Déchets inertes : une plateforme de valorisation et de stockage en construction

Une plateforme de valorisation et de stockage des déchets inertes verra le jour à Urrugne en 2021, à l’initiative du Syndicat mixte Bil Ta Garbi. Cette unité permettra de donner une seconde vie aux déchets du BTP et de stocker jusqu’à 72 000 tonnes de gravats chaque année.

Publié le 27-10-2020

Dans cette page

“La Croix des Bouquets” est le lieu-dit et le nom donné au projet de cette nouvelle installation de recyclage et de stockage des déchets inertes portée par Bil Ta Garbi, en cours de construction au sud-ouest du centre bourg d’Urrugne.

Le site, d’une superficie totale de plus de 8 hectares, devrait ouvrir ses portes en début d’année 2021 aux professionnels du bâtiment qui pourront y déposer gravats, béton, briques et autres tuiles. La plateforme, dans une logique de proximité, accueillera principalement les déchets inertes provenant des chantiers de la Côte Sud du Pays Basque.

« Ce centre maîtrisé, aux normes environnementales très satisfaisantes, permettra d’éviter les décharges sauvages sur lesquelles il n’y aucune maîtrise du tri » souligne Martine Bisauta, Présidente du Syndicat Bil Ta Garbi et Vice-présidente en charge de la Transition écologique et énergétique et de l’Agglomération Citoyenne à la Communauté Pays Basque. 

L’objectif principal de la plateforme est de permettre le recyclage des déchets inertes qui pourront être à nouveau réutilisés localement en matériaux de construction. « Le stockage sera quant à lui réservé aux déchets ultimes, c’est-à-dire non valorisables. Pour rappel, la loi relative à la transition énergétique pour la croissance verte impose de valoriser sous forme de matière 70% des déchets du bâtiment et des travaux publics d’ici 2020. » précise à son tour Magali Lartigue, chargée de mission déchets inertes au Syndicat. Une incitation à produire moins et mieux, et bien gérer ce qui est produit.

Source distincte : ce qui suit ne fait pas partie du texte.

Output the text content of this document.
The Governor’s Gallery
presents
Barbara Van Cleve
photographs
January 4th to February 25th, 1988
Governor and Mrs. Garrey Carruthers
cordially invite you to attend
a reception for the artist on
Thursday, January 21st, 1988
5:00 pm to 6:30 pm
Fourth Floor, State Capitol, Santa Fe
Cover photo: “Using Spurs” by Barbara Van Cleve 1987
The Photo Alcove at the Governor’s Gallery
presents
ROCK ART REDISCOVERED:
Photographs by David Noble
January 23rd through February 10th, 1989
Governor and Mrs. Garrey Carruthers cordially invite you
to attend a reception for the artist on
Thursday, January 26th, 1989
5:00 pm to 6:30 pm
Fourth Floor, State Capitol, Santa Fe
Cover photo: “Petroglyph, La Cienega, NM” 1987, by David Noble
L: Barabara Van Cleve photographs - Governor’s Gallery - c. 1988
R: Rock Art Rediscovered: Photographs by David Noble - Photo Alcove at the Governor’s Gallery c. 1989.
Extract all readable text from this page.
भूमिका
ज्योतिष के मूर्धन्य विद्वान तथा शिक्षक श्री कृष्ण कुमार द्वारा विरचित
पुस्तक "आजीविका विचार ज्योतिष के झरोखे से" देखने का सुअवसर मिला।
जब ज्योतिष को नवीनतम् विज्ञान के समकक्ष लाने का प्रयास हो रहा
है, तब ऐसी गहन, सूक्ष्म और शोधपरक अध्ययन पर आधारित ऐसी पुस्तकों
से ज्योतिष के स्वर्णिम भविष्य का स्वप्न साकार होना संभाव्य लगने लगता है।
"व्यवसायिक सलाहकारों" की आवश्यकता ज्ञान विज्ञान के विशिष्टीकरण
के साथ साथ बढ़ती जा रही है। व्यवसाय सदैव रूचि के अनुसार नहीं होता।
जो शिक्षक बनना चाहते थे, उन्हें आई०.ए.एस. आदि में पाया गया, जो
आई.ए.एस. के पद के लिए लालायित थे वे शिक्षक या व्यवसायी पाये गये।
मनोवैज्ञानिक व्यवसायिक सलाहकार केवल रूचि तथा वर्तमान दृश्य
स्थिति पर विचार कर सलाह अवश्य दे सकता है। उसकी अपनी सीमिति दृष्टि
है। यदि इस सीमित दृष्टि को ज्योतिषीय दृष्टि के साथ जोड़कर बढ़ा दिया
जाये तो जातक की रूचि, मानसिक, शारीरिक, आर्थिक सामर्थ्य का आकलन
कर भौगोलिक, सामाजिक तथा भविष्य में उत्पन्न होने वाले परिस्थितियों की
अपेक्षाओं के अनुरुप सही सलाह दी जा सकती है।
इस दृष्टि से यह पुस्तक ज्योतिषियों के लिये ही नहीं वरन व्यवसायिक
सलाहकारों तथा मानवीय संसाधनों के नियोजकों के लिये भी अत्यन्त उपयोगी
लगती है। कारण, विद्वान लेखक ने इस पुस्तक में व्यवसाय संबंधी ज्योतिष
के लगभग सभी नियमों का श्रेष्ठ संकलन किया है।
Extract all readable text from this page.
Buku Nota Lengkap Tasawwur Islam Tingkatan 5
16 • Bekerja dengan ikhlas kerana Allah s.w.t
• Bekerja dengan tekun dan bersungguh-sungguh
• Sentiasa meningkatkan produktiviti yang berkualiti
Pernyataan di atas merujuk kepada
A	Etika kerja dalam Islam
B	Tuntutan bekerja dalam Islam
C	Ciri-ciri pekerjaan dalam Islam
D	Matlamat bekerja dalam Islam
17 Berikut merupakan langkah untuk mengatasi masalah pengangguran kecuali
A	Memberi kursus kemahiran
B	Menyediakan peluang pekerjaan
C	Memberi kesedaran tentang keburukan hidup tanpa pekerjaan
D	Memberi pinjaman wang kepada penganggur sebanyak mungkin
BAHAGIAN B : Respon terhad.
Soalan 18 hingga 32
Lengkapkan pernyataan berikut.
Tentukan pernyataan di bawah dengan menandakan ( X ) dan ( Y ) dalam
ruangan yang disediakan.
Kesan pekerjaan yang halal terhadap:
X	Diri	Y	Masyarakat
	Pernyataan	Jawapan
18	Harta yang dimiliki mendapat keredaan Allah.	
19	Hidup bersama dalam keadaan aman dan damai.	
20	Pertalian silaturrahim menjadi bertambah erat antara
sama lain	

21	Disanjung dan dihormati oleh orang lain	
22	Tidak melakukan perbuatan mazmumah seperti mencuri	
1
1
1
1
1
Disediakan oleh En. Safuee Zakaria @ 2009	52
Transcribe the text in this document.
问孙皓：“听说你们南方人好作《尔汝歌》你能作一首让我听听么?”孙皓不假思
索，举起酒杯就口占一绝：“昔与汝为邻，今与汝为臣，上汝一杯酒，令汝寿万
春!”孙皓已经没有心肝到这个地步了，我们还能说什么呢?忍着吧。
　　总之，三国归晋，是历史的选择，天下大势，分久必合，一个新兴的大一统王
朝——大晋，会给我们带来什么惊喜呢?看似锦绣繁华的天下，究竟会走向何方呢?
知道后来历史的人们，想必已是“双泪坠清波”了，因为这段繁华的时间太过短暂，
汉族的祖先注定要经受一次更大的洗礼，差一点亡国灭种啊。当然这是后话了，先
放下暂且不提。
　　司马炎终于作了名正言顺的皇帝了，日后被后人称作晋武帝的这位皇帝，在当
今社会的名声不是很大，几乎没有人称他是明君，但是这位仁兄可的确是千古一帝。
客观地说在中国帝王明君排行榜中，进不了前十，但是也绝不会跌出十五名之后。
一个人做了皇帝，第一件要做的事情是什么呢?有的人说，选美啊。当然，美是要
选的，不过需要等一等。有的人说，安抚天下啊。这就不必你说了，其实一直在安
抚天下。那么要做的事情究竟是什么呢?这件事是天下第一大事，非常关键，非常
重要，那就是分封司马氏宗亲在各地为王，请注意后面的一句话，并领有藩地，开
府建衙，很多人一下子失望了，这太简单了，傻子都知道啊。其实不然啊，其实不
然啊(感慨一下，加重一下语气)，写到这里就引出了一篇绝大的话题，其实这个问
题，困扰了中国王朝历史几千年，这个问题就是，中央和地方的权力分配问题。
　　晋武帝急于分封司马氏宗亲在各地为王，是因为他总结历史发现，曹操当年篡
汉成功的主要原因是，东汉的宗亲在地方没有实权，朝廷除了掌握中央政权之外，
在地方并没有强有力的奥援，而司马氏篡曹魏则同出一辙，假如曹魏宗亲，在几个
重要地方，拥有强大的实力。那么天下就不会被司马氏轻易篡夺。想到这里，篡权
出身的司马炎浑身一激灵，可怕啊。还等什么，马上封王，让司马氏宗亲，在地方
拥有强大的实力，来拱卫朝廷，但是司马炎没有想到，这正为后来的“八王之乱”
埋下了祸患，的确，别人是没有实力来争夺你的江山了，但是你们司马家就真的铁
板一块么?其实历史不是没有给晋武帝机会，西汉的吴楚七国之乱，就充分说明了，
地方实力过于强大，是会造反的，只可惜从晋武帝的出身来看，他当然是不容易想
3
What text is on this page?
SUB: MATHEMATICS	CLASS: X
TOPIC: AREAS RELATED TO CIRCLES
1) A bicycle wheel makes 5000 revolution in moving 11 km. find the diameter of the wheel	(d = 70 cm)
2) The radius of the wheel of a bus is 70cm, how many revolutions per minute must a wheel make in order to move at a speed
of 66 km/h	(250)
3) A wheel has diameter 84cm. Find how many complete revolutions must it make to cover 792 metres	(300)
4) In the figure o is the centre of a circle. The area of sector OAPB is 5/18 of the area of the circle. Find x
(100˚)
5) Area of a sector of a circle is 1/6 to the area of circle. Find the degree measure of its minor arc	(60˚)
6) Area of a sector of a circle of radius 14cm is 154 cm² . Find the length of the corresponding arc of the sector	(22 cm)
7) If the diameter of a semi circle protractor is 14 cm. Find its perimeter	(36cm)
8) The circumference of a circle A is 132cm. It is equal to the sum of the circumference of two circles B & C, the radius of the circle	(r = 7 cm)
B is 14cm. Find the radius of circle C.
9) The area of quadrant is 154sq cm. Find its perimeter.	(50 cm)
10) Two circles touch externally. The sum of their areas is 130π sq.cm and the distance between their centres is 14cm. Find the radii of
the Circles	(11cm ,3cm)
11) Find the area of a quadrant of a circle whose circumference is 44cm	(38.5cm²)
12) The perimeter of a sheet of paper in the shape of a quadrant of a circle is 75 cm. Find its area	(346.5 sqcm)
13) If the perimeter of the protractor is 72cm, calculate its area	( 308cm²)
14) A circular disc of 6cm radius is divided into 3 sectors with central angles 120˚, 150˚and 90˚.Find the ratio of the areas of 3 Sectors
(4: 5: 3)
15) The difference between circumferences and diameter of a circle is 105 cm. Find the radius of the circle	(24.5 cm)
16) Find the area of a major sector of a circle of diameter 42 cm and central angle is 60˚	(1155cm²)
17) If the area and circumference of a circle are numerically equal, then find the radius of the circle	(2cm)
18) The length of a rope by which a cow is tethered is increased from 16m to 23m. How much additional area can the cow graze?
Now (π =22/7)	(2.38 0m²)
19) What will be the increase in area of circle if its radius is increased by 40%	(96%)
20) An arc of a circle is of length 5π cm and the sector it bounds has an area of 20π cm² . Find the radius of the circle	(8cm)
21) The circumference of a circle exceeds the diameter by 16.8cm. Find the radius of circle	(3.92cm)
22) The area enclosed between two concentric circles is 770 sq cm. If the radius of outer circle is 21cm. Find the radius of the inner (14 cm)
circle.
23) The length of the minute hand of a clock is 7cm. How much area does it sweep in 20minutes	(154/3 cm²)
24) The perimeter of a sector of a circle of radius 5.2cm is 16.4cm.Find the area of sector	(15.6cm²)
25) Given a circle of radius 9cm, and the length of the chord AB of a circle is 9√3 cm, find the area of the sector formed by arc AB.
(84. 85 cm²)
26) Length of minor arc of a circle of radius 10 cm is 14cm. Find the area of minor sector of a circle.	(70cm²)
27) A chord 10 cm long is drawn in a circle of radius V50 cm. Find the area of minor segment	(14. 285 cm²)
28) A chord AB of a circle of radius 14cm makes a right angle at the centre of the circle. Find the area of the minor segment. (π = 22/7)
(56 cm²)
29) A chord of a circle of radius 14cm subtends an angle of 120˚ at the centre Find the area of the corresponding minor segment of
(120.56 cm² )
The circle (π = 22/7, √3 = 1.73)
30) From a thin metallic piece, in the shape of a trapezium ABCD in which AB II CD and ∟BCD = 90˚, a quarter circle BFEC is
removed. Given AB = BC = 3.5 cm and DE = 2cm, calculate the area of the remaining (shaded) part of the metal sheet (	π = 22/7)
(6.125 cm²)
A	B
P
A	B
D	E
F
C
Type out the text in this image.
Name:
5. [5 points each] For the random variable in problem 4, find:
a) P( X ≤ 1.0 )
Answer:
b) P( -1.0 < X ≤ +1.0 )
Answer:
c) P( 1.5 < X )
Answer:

Afin de maîtriser l’impact du projet sur le milieu naturel, des mesures compensatoires ont été mises en place par le Syndicat afin que la protection des différentes espèces présentes sur site soit assurée. Celles-ci ont été réalisées en partenariat avec de nombreux acteurs tels que le Jardin Botanique de Saint-Jean-de-Luz, le Bureau d’étude Simethis, l’association Adeli ou encore le CPIE Littoral basque.